L’association Azir Moris fêtera le 15 septembre sa première année d’existence. En attendant, le groupe – qui a émergé dans le sillage du mouvement « Wanted : 15 000 jeunes pour sauver Maurice », entend bien continuer à faire entendre sa voix. Ce qu’il n’aura cependant pu faire qu’en partie hier, la manifestation prévue à Port-Louis ayant été refusée. « Nous n’avons pas eu la permission de la police, qui a prétexté que cela allait perturber la circulation », a expliqué le leader du mouvement, Jameel Peerally.
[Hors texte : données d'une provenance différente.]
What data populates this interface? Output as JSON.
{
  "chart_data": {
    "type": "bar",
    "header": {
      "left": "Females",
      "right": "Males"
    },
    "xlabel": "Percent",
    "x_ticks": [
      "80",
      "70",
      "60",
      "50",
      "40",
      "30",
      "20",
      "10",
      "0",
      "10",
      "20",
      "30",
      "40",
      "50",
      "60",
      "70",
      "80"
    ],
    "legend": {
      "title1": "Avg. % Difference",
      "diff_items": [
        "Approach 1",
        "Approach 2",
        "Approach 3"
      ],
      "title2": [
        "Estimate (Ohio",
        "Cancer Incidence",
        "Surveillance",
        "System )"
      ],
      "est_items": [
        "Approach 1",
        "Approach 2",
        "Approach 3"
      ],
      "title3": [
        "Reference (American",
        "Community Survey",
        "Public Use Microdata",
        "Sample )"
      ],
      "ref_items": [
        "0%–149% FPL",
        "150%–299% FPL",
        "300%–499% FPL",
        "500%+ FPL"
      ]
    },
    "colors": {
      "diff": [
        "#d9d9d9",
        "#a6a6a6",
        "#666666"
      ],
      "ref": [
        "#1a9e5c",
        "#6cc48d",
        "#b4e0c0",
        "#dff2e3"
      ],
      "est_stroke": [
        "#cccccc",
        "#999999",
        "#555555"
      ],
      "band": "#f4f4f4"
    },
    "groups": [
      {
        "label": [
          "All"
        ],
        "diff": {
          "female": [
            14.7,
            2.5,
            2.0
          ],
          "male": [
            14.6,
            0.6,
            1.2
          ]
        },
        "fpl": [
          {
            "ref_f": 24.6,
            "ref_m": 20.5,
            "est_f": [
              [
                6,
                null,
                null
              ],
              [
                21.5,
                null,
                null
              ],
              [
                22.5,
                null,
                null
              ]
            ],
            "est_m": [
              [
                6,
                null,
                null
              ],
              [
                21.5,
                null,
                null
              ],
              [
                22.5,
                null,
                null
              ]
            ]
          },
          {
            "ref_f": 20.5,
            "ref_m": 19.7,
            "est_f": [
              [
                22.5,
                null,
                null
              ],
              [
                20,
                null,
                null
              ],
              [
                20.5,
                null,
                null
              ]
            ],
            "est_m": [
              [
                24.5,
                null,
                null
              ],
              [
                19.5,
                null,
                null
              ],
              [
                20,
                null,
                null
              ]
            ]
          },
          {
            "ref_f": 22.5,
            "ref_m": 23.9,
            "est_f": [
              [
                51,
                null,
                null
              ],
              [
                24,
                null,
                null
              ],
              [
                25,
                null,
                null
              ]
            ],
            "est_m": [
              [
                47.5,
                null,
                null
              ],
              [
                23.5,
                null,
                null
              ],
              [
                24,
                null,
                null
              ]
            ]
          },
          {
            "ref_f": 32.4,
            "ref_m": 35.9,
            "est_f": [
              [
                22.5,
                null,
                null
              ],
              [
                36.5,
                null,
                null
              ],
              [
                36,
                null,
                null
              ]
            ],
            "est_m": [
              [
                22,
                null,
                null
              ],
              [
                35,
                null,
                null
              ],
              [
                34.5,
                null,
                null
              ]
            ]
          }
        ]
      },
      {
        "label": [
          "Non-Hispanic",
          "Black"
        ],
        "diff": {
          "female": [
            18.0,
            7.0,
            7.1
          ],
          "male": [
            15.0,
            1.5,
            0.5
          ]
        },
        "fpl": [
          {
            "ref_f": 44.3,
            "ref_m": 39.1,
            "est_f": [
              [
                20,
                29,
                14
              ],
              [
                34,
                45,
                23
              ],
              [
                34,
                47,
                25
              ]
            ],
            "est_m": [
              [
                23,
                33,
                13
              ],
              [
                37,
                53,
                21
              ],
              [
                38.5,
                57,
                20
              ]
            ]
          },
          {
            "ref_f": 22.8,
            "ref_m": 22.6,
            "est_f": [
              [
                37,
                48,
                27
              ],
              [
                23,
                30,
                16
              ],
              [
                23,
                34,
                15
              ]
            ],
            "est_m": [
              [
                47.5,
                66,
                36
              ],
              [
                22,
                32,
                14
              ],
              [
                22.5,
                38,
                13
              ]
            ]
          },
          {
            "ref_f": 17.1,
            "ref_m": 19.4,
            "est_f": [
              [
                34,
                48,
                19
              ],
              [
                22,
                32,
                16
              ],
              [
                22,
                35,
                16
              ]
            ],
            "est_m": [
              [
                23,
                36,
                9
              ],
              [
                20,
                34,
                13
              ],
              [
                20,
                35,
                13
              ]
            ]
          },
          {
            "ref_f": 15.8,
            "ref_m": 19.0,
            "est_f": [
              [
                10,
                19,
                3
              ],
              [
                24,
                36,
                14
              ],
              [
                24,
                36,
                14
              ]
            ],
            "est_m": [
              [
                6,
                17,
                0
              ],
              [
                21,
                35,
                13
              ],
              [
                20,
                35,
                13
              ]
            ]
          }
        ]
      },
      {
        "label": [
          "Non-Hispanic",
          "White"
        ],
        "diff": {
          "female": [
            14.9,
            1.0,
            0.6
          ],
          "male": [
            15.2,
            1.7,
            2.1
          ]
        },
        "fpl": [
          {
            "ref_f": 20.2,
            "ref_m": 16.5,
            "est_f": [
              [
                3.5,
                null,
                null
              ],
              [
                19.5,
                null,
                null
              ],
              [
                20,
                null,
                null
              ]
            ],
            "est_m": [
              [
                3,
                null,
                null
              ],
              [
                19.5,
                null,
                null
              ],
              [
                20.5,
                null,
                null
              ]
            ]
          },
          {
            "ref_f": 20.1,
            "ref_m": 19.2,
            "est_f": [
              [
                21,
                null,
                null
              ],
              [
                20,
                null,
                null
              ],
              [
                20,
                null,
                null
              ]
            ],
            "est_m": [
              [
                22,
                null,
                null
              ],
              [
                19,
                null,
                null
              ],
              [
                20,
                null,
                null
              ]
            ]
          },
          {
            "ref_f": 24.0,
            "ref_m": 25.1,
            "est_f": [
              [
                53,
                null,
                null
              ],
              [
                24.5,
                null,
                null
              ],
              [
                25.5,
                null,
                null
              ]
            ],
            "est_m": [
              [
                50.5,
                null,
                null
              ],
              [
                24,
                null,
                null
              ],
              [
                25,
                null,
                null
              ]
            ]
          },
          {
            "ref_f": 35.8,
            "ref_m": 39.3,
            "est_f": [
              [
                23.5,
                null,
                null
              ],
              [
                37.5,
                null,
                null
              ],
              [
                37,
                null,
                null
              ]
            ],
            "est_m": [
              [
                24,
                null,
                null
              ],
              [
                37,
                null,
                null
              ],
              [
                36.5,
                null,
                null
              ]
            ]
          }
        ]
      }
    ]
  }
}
Mais ce n’était néanmoins que partie remise. Ainsi, 22 membres du groupe, « soutenus par des membres du Front commun des travailleurs sociaux (FCTS) et de FreeArt, et munis de pancartes », ont tenu à marquer le mouvement, 11 d’entre eux étant présents dans le voisinage du Jardin de la Compagnie alors que les 11 autres se trouvaient près de l’Hôtel du gouvernement.
« C’est toujours selon notre philosophie anti-communalisme et anti-corruption, en vue de la création d’une société plus juste et meilleure, que nous souhaitons tenir cette manifestation. » De plus, ajoute le leader de Azir Moris, « nous réclamons justice pour les familles des victimes de meurtres », comme Nadine Dantier, Vanessa Lagesse et Michaela Harte. « Dans le même souffle, nous réclamons plus d’indépendance pour la police et souhaitons de ce fait une séparation des pouvoirs de la police et du PMO. Nous demandons que ce soit sous le ministère de l’Intérieur que tombent les services de la police. »
Le 15 septembre prochain, jour où le monde commémorera la Journée de la démocratie, « nous marquerons la première année d’existence d’Azir Moris », poursuit le leader du groupe, promettant « des activités dans cette optique ».